July 23, 2013
By RUDOLPH BELL The (Greenville) News
GREENVILLE — Power bills for homeowners and renters would increase slightly more than 10 percent over two years – much more than business customers – under a proposed settlement of Duke Energy’s third rate hike in South Carolina since 2010.
The settlement, which must go before the Public Service Commission, was announced late Tuesday by Duke and the Office of Regulatory Staff, the state agency responsible for protecting the public interest in utility matters.
The proposal would permit Duke to raise rates in two stages beginning Sept. 18 for 540,000 customers in South Carolina, most of them in the Upstate.
It would cut Duke’s original request to collect another $220 million a year by 46 percent.
A monthly residential power bill for 1,000 kilowatt-hours under the agreement would rise $7.52, to $107.97, during the first year and would rise another $2.79 the second year.
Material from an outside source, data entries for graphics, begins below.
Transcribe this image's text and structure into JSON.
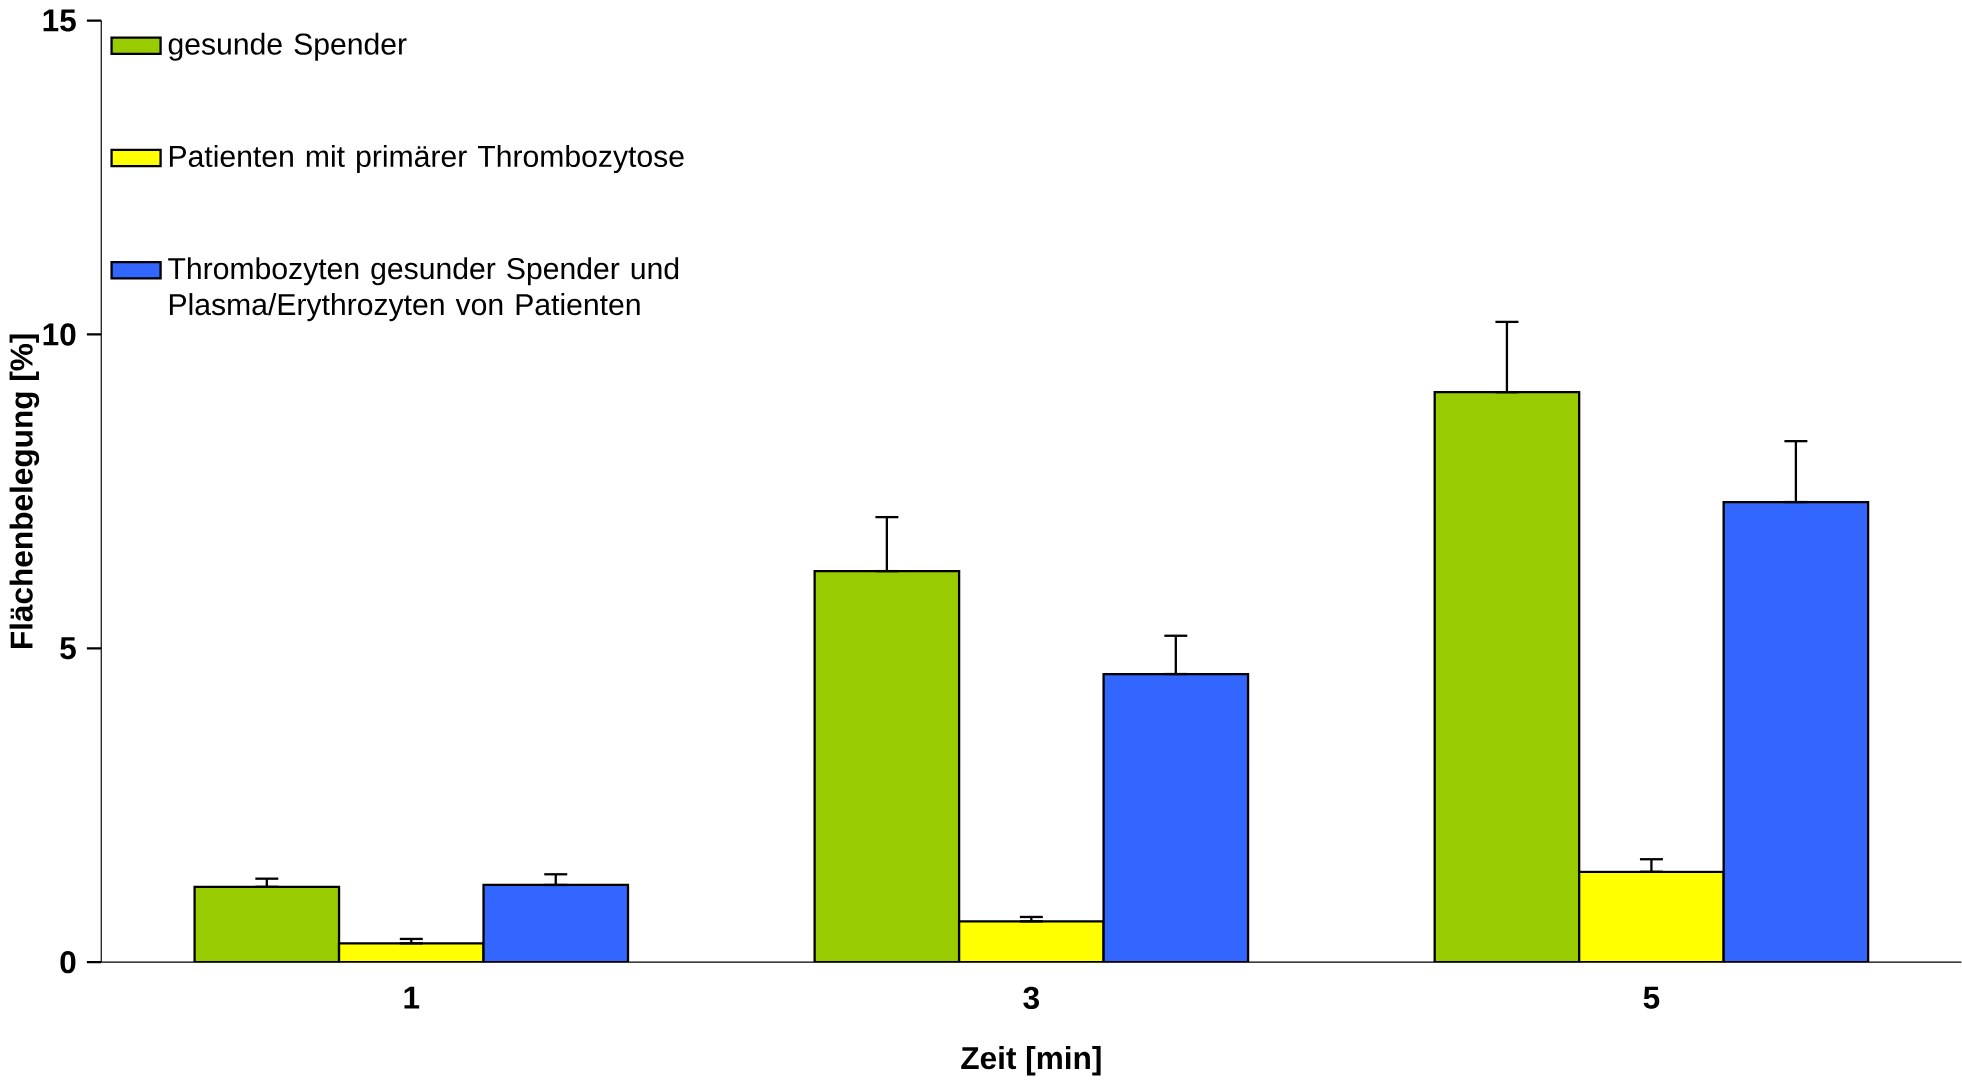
{
  "chart_data": {
    "type": "bar",
    "xlabel": "Zeit [min]",
    "ylabel": "Flächenbelegung [%]",
    "categories": [
      "1",
      "3",
      "5"
    ],
    "ylim": [
      0,
      15
    ],
    "yticks": [
      0,
      5,
      10,
      15
    ],
    "legend": "top left",
    "grid": false,
    "series": [
      {
        "name": "gesunde Spender",
        "color": "#99cc00",
        "values": [
          1.2,
          6.23,
          9.08
        ],
        "errors": [
          [
            1.2,
            1.33
          ],
          [
            6.23,
            7.09
          ],
          [
            9.08,
            10.2
          ]
        ]
      },
      {
        "name": "Patienten mit primärer Thrombozytose",
        "color": "#ffff00",
        "values": [
          0.3,
          0.65,
          1.44
        ],
        "errors": [
          [
            0.3,
            0.37
          ],
          [
            0.65,
            0.72
          ],
          [
            1.44,
            1.64
          ]
        ]
      },
      {
        "name": "Thrombozyten gesunder Spender und Plasma/Erythrozyten von Patienten",
        "color": "#3366ff",
        "values": [
          1.23,
          4.59,
          7.33
        ],
        "errors": [
          [
            1.23,
            1.4
          ],
          [
            4.59,
            5.2
          ],
          [
            7.33,
            8.3
          ]
        ]
      }
    ]
  }
}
For retailers and other commercial customers, power bills would grow an average of 6.42 percent over the two years, while factories would pay an average of 7.34 percent more over the period.
The first rate hike would take effect Sept. 18 and the second exactly one year later, if the settlement terms hold.
“This is really the best we can hope for,” said Frank Knapp, president of the South Carolina Small Business Chamber of Commerce, which intervened in the case on behalf of its members.
Knapp said that small business customers, a subcategory of commercial customers, would pay 3.42 percent more over the two years under the settlement terms.
Knapp testified in the rate hike case on behalf of small businesses, and another group, the S.C. Energy Users Committee, testified on behalf of manufacturers.
No one intervened specifically on behalf of residential customers, said Dukes Scott, executive director of the ORS, though the state chapter of the AARP campaigned to boost turnout at public hearings.
Even with an average increase of more than 10 percent, residential customers aren’t paying as much as Duke needs to collect in order to provide them with electricity and collect a “reasonable” rate of return, Scott said.
Duke agreed not to implement another rate hike before September 2015, though it could apply for one and trigger the regulatory process before then, under the settlement terms.
The Charlotte-based power company also agreed to donate $1 million to support public education and senior outreach and another $2.5 million for public assistance for low-income customers and to support manufacturing competitiveness, economic development or education and workforce training.